À esquerda encontra-se o Teatro Carlos Alberto, construído na horta que pertenceu ao Palacete dos Viscondes de Balsemão.  Inaugurado em 14 de Outubro de 1897, por iniciativa de Manuel da Silva Neves,  foi desde o início um espaço vocacionado para a apresentação de espectáculos de cariz popular: do “circo de cavalinhos” às operetas, do teatro ligeiro ao cinema.
No meu tempo de adolescente ainda novito, passava sessões à tarde com 2 filmes, normalmente um de amor (ah que saudades da Libertad Lamarque e de História de um Amor de 1956) e uma coboiada.  
Os porcos da minha Cidade não gostam de ver paredes limpas. Mas isso são outras histórias.
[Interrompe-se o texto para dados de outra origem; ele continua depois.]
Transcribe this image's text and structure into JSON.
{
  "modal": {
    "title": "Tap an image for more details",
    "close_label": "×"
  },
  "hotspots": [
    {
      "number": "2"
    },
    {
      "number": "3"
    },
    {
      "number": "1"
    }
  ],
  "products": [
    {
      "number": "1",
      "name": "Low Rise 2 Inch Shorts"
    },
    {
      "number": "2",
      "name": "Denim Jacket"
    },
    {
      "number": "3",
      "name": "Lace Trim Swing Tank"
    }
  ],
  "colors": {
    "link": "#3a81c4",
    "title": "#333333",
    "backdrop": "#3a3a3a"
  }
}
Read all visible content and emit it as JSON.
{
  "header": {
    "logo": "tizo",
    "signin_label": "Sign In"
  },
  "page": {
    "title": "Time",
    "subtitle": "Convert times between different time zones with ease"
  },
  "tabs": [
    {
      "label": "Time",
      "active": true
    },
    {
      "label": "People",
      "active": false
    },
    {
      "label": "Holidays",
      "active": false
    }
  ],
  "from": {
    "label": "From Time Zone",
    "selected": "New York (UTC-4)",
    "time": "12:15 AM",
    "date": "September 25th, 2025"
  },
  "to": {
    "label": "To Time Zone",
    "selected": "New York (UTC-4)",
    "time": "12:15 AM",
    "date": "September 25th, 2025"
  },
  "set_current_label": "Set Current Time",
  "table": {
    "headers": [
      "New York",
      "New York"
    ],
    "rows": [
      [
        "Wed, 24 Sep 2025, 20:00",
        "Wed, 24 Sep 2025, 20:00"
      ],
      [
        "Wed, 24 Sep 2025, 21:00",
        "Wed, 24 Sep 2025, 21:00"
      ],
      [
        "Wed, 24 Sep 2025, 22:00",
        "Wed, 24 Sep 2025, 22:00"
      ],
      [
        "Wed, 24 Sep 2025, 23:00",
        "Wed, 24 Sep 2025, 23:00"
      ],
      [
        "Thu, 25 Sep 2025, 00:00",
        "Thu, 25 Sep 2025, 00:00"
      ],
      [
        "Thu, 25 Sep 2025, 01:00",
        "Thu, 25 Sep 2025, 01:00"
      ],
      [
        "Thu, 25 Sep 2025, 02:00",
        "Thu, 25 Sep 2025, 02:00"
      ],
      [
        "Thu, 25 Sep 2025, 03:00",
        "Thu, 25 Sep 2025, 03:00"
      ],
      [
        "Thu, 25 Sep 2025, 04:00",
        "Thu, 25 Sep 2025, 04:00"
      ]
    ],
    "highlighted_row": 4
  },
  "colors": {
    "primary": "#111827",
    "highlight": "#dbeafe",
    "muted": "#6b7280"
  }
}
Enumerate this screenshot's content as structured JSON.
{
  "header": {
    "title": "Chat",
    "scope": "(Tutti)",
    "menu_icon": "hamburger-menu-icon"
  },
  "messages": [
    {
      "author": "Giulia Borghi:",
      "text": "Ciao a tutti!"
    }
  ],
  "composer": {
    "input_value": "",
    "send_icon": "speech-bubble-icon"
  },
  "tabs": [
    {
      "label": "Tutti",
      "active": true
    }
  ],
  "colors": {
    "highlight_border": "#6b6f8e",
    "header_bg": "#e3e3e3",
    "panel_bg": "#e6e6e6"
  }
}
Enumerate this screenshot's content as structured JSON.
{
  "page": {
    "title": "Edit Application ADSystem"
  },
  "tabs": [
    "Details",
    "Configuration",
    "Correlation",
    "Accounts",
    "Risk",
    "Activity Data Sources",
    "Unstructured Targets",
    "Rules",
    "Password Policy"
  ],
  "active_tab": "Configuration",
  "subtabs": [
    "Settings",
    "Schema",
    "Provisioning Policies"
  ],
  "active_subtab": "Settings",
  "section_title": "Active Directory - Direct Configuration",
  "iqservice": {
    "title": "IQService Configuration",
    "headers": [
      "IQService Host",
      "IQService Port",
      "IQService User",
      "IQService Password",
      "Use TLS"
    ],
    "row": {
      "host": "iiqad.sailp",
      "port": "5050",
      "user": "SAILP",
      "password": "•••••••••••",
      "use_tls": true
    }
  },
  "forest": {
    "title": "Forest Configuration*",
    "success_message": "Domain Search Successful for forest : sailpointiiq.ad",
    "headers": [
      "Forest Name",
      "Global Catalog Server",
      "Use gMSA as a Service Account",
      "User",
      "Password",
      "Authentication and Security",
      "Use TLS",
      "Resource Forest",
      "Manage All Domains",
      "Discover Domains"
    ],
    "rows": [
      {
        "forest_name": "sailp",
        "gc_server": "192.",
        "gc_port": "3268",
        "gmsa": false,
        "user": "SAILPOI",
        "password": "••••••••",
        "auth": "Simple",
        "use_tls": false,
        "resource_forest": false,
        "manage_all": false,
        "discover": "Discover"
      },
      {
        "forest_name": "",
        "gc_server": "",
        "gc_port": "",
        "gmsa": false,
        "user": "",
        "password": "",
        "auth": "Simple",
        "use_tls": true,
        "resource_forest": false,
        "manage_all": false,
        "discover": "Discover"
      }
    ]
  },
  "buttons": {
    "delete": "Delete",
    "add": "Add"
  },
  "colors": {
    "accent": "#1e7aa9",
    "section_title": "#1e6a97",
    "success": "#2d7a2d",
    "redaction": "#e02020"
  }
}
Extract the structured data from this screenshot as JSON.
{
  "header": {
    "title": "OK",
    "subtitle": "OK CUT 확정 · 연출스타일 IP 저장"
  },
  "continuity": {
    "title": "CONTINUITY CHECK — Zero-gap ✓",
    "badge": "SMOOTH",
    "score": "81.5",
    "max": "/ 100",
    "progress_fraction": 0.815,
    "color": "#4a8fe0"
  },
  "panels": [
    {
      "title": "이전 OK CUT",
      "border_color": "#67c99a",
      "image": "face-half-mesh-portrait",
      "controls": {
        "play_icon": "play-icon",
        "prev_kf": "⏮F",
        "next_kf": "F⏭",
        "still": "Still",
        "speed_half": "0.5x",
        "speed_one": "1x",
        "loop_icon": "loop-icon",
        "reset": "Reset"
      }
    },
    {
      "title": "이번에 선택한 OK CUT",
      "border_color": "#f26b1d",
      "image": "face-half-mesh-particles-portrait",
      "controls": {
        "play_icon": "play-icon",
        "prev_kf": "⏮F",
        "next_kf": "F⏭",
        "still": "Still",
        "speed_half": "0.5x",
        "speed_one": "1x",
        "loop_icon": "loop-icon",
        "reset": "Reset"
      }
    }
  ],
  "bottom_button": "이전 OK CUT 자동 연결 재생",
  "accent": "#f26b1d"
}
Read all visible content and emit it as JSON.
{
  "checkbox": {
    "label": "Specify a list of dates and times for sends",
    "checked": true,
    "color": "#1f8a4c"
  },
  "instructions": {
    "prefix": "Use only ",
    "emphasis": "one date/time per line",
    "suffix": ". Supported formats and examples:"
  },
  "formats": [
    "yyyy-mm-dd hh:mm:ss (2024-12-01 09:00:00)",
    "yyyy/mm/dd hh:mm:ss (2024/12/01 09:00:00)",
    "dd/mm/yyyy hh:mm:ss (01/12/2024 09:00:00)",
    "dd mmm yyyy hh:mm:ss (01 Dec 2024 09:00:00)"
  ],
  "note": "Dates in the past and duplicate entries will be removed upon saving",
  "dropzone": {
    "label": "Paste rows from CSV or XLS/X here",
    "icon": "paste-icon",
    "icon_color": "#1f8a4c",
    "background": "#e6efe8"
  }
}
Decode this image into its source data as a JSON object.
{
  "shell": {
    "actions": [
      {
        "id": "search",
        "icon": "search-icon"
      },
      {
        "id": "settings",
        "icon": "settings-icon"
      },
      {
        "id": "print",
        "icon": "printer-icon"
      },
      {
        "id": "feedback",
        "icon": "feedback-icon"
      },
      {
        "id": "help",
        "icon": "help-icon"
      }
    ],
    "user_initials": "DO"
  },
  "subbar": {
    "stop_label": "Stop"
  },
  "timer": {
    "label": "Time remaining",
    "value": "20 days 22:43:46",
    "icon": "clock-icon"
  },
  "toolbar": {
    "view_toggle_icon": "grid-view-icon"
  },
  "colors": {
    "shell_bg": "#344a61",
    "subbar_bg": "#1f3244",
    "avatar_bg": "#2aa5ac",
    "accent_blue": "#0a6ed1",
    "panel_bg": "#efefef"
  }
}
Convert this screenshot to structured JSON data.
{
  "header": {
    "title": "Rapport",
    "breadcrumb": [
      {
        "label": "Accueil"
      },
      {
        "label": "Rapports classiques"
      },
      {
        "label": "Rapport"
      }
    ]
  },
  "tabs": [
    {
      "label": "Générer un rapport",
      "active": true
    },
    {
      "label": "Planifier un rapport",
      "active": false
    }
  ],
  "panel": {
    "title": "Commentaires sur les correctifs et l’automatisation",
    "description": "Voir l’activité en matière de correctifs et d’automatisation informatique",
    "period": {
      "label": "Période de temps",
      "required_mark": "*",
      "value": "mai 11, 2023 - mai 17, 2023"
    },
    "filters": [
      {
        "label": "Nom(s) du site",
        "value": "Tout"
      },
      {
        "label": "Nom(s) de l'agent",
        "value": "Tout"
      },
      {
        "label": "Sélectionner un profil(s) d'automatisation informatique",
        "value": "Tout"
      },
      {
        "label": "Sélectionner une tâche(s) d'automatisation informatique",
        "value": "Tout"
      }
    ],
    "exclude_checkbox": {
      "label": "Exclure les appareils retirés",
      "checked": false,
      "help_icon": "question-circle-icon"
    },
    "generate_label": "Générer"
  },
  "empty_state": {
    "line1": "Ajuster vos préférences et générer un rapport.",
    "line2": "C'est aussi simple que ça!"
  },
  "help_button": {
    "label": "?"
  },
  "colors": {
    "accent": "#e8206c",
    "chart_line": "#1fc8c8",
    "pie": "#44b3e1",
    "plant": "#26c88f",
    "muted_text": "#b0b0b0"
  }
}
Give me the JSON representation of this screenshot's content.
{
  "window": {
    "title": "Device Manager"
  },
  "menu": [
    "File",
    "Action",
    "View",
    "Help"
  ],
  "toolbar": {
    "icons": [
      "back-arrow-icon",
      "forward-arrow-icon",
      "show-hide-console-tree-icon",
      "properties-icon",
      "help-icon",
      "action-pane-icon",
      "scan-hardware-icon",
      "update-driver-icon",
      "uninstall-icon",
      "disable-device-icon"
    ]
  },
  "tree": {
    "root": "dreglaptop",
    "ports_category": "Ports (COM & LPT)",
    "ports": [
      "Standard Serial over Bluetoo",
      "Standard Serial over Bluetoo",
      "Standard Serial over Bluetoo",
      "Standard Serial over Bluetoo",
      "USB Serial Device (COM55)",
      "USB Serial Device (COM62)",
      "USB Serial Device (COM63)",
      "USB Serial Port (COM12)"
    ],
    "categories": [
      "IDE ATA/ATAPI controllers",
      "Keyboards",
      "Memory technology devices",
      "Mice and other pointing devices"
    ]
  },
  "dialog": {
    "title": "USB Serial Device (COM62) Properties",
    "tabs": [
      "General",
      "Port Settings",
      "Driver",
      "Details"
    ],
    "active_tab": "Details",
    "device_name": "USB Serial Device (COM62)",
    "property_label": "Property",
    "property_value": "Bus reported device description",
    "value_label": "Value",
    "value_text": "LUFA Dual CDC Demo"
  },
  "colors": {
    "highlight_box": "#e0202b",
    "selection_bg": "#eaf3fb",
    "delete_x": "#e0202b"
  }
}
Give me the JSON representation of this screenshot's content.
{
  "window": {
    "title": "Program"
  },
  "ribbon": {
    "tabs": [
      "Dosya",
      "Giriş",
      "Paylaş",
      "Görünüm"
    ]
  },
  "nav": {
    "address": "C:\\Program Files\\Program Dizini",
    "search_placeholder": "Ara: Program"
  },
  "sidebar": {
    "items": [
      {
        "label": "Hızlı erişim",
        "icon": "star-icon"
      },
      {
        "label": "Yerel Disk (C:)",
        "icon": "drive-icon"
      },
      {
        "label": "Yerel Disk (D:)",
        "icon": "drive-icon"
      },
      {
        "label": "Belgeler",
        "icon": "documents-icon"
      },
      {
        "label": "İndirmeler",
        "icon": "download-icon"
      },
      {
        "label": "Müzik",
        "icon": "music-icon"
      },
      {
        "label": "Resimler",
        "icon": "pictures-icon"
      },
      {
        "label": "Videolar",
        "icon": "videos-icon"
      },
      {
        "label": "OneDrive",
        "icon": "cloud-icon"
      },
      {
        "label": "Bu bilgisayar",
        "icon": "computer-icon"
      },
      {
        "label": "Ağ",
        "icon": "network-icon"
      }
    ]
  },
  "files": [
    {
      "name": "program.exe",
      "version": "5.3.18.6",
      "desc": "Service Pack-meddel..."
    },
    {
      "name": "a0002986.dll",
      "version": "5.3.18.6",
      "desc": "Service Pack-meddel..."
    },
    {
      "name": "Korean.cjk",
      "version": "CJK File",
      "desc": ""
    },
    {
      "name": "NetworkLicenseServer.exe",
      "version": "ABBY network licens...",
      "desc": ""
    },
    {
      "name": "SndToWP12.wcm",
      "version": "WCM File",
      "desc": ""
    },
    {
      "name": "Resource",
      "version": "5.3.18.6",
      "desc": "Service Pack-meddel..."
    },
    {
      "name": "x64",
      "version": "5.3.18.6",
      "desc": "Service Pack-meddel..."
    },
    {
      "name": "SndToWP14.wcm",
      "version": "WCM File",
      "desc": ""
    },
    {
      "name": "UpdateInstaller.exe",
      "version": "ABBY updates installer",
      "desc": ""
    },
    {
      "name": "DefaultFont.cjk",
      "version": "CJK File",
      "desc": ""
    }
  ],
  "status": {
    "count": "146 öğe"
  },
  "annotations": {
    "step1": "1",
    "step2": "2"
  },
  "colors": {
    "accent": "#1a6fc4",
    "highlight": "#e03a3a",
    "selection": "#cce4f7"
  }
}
Passou por várias fases desde 1974 e hoje está ligado ao Teatro Nacional S. João. Foi aqui que as primeiras edições do Fantasporto passaram.
Num edifício com cerca de 150 anos, recuperado, quási em frente, está instalado um moderno Hostel.
No entroncamento com a Rua da Conceição, encontramos um edifício também recuperado e onde funcionavam uma pensão de escada no primeiro andar (e que depois de 1975 albergou refugiados da África colonial) e no rez-do-chão uma velha confeitaria-café. Hoje está lá uma outra. Em frente era a Casa dos Plásticos e mais abaixo um velho barbeiro que ainda existe. Provàvelmente com outros artistas.
E assim chegamos ao fim da aventura de umas (entre tantas) ruas-estradas que durante séculos foram saídas da Cidade.
Naveguei por estas Ruas do fim para o princípio. Mas não houve planeamento. E assim vou descobrindo a minha Cidade e tentando dá-la a conhecer. O que diga-se de passagem é uma coisa óptima.